Willingness to Pay as a Prioritisation Signal
The strongest signal a feature concept can produce is not “I want this” but “I would pay more for this.” Willingness to pay separates genuine demand from polite enthusiasm. If a feature moves the price sensitivity curve, meaning consumers would accept a higher price point for a product that includes it, that feature has measurable commercial value.
This is particularly useful for subscription products deciding between tiers. Which features justify the premium tier? The answer should come from consumer price sensitivity data, not from an internal debate about what feels “premium.” Test the feature bundle at different price points. If consumers are willing to pay £15/month for the base product but £22/month with Feature X included, you have a clear signal about the commercial value of that feature. If adding Feature Y does not shift the curve at all, it may still be worth building for retention, but it is not a revenue driver.

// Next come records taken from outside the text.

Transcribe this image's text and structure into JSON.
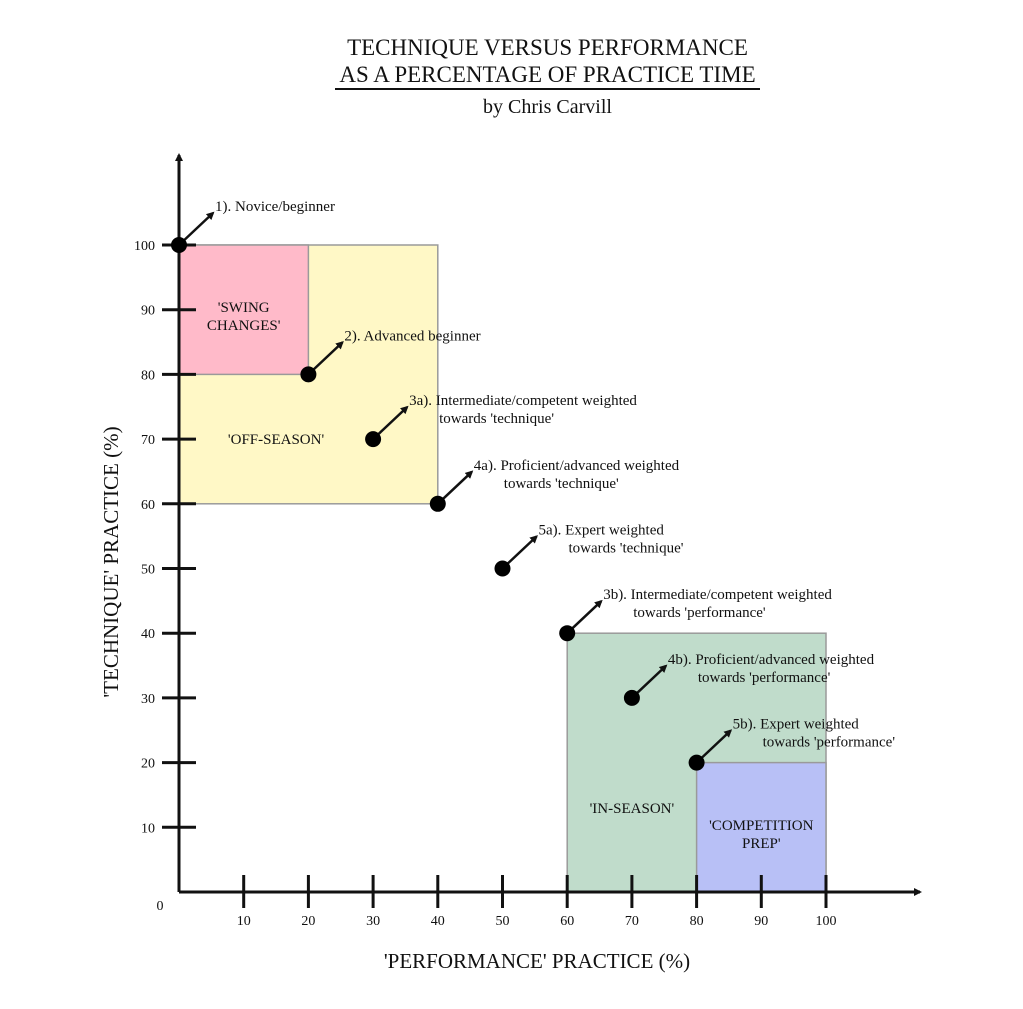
{
  "chart_data": {
    "type": "scatter",
    "title": [
      "TECHNIQUE VERSUS PERFORMANCE",
      "AS A PERCENTAGE OF PRACTICE TIME"
    ],
    "subtitle": "by Chris Carvill",
    "xlabel": "'PERFORMANCE' PRACTICE (%)",
    "ylabel": "'TECHNIQUE' PRACTICE (%)",
    "xlim": [
      0,
      100
    ],
    "ylim": [
      0,
      100
    ],
    "origin_label": "0",
    "x_ticks": [
      10,
      20,
      30,
      40,
      50,
      60,
      70,
      80,
      90,
      100
    ],
    "y_ticks": [
      10,
      20,
      30,
      40,
      50,
      60,
      70,
      80,
      90,
      100
    ],
    "grid": false,
    "regions": [
      {
        "label": [
          "'OFF-SEASON'"
        ],
        "x": [
          0,
          40
        ],
        "y": [
          60,
          100
        ],
        "color": "#fff8c6",
        "label_at": [
          15,
          70
        ]
      },
      {
        "label": [
          "'SWING",
          "CHANGES'"
        ],
        "x": [
          0,
          20
        ],
        "y": [
          80,
          100
        ],
        "color": "#ffbac9",
        "label_at": [
          10,
          89
        ]
      },
      {
        "label": [
          "'IN-SEASON'"
        ],
        "x": [
          60,
          100
        ],
        "y": [
          0,
          40
        ],
        "color": "#c0dccb",
        "label_at": [
          70,
          13
        ]
      },
      {
        "label": [
          "'COMPETITION",
          "PREP'"
        ],
        "x": [
          80,
          100
        ],
        "y": [
          0,
          20
        ],
        "color": "#b8c0f6",
        "label_at": [
          90,
          9
        ]
      }
    ],
    "points": [
      {
        "x": 0,
        "y": 100,
        "label": [
          "1). Novice/beginner"
        ]
      },
      {
        "x": 20,
        "y": 80,
        "label": [
          "2). Advanced beginner"
        ]
      },
      {
        "x": 30,
        "y": 70,
        "label": [
          "3a). Intermediate/competent weighted",
          "towards 'technique'"
        ]
      },
      {
        "x": 40,
        "y": 60,
        "label": [
          "4a). Proficient/advanced weighted",
          "towards 'technique'"
        ]
      },
      {
        "x": 50,
        "y": 50,
        "label": [
          "5a). Expert weighted",
          "towards 'technique'"
        ]
      },
      {
        "x": 60,
        "y": 40,
        "label": [
          "3b). Intermediate/competent weighted",
          "towards 'performance'"
        ]
      },
      {
        "x": 70,
        "y": 30,
        "label": [
          "4b). Proficient/advanced weighted",
          "towards 'performance'"
        ]
      },
      {
        "x": 80,
        "y": 20,
        "label": [
          "5b). Expert weighted",
          "towards 'performance'"
        ]
      }
    ]
  }
}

Building a Research-Informed Roadmap Process
Integrating consumer research into roadmap decisions does not mean replacing product judgment with survey data. It means grounding product judgment in external evidence. A practical process looks like this:
- Quarterly concept testing. Before each planning cycle, test the top candidate features against your target segment. Run them as comparative tests so you get relative rankings, not just absolute scores.
- Satisfaction gap analysis. For each feature area, measure current satisfaction alongside feature desirability. Focus engineering effort where the gap is widest.
- Price sensitivity checks. For features that might justify a pricing change, test the willingness-to-pay impact before committing. This is especially important for new tiers or add-ons.
- Post-launch validation. After shipping, measure whether the feature moved the metrics you expected. This closes the feedback loop and improves your internal estimation over time.
The point is not to outsource product decisions to consumers. Consumers cannot tell you what to invent. But they can tell you which of your proposed solutions addresses a real problem, whether that problem is painful enough to pay for, and how your solution compares to what they already have. That is the information internal prioritisation frameworks are designed to capture but consistently fail to, because they rely on the team’s assumptions about customers rather than evidence from customers themselves.
The Cost of Getting Prioritisation Wrong
A misranked roadmap is expensive in ways that are hard to see. The direct cost is engineering time spent on features that do not move adoption or retention. The indirect cost is the opportunity: the features you did not build because you spent the quarter on something less impactful. And the compounding cost is strategic. Every quarter spent building the wrong things is a quarter your competitors might spend building the right ones.
Consumer research does not eliminate prioritisation risk. But it replaces the weakest input in the process, internal assumption about customer needs, with the strongest available alternative: evidence of what customers actually want and what they would pay for. The teams that build this into their planning cycle consistently ship features that matter. The teams that rely on internal frameworks alone consistently ship features that feel logical but land quietly.